US DoT issues V2X deployment roadmap

The US DoT has released a national deployment plan for the further implementation of V2X technology in the hopes of improving road safety. V2X (vehicle-to-everything) enables vehicles talk to each other, warning when there’s a risk of collision.

“V2X can prioritize emergency vehicles,” says Sarah Kaufman, the director of NYU’s Rudin Center for Transportation. “For example, a traffic light can stay green or turn green for an approaching ambulance to ensure that the ambulance can get through more quickly.”

“This technology has been around for quite a number of years, but there’s always been this chicken-or-egg argument as to, ‘Should it be on the vehicle, should it be out in the infrastructure?’” said Shailen Bhatt, administrator of the Federal Highway Administration. “This gives everybody certainty around what is going to happen.”
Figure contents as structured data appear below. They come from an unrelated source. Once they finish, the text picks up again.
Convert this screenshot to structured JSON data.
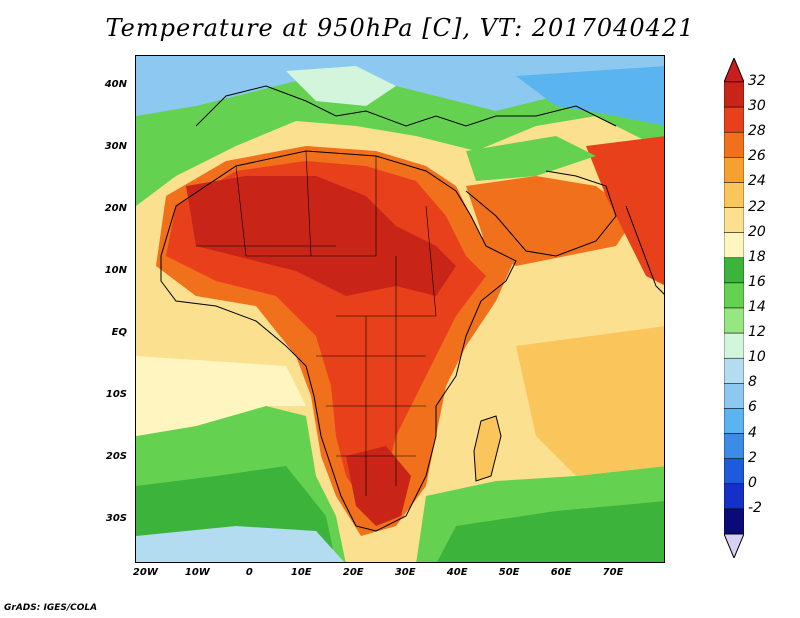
{
  "title": "Temperature at 950hPa [C], VT: 2017040421",
  "credit": "GrADS: IGES/COLA",
  "map": {
    "lon_range": [
      -22,
      80
    ],
    "lat_range": [
      -37,
      45
    ],
    "lat_labels": [
      "40N",
      "30N",
      "20N",
      "10N",
      "EQ",
      "10S",
      "20S",
      "30S"
    ],
    "lat_values": [
      40,
      30,
      20,
      10,
      0,
      -10,
      -20,
      -30
    ],
    "lon_labels": [
      "20W",
      "10W",
      "0",
      "10E",
      "20E",
      "30E",
      "40E",
      "50E",
      "60E",
      "70E"
    ],
    "lon_values": [
      -20,
      -10,
      0,
      10,
      20,
      30,
      40,
      50,
      60,
      70
    ]
  },
  "colorbar": {
    "levels": [
      "32",
      "30",
      "28",
      "26",
      "24",
      "22",
      "20",
      "18",
      "16",
      "14",
      "12",
      "10",
      "8",
      "6",
      "4",
      "2",
      "0",
      "-2"
    ],
    "colors": [
      "#c82418",
      "#e8401a",
      "#f0701c",
      "#f5a030",
      "#fac55a",
      "#fbe090",
      "#fff5c0",
      "#3cb43c",
      "#64d250",
      "#96e682",
      "#d2f5dc",
      "#b4dcf0",
      "#8cc8f0",
      "#5ab4f0",
      "#3c8ce6",
      "#1e5adc",
      "#1430c8",
      "#0a0a78"
    ],
    "over_color": "#c81e1e",
    "under_color": "#d8d0f5"
  },
  "colors": {
    "ocean_warm": "#fbe090",
    "ocean_pale": "#fff5c0",
    "land_hot": "#c82418",
    "land_warm": "#e8401a",
    "cool_green": "#64d250",
    "deep_green": "#3cb43c",
    "cold_blue": "#8cc8f0"
  }
}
According to Marketplace.org, under the Department of Transportation’s roadmap, V2X would be deployed along 50% of the National Highway System and at 40% of the country’s intersections by 2031.

As for vehicles, “I think you’re going to see that deployment in fleets earlier. And then I think you know in the plan, it is estimating that we could see it in passenger vehicles by the 2028 model year,” said Laura Chace, president and CEO of the Intelligent Transportation Society of America.

And a slow rollout may not be a bad idea, according to Cliff Braun, associate director of technology policy at the Electronic Frontier Foundation.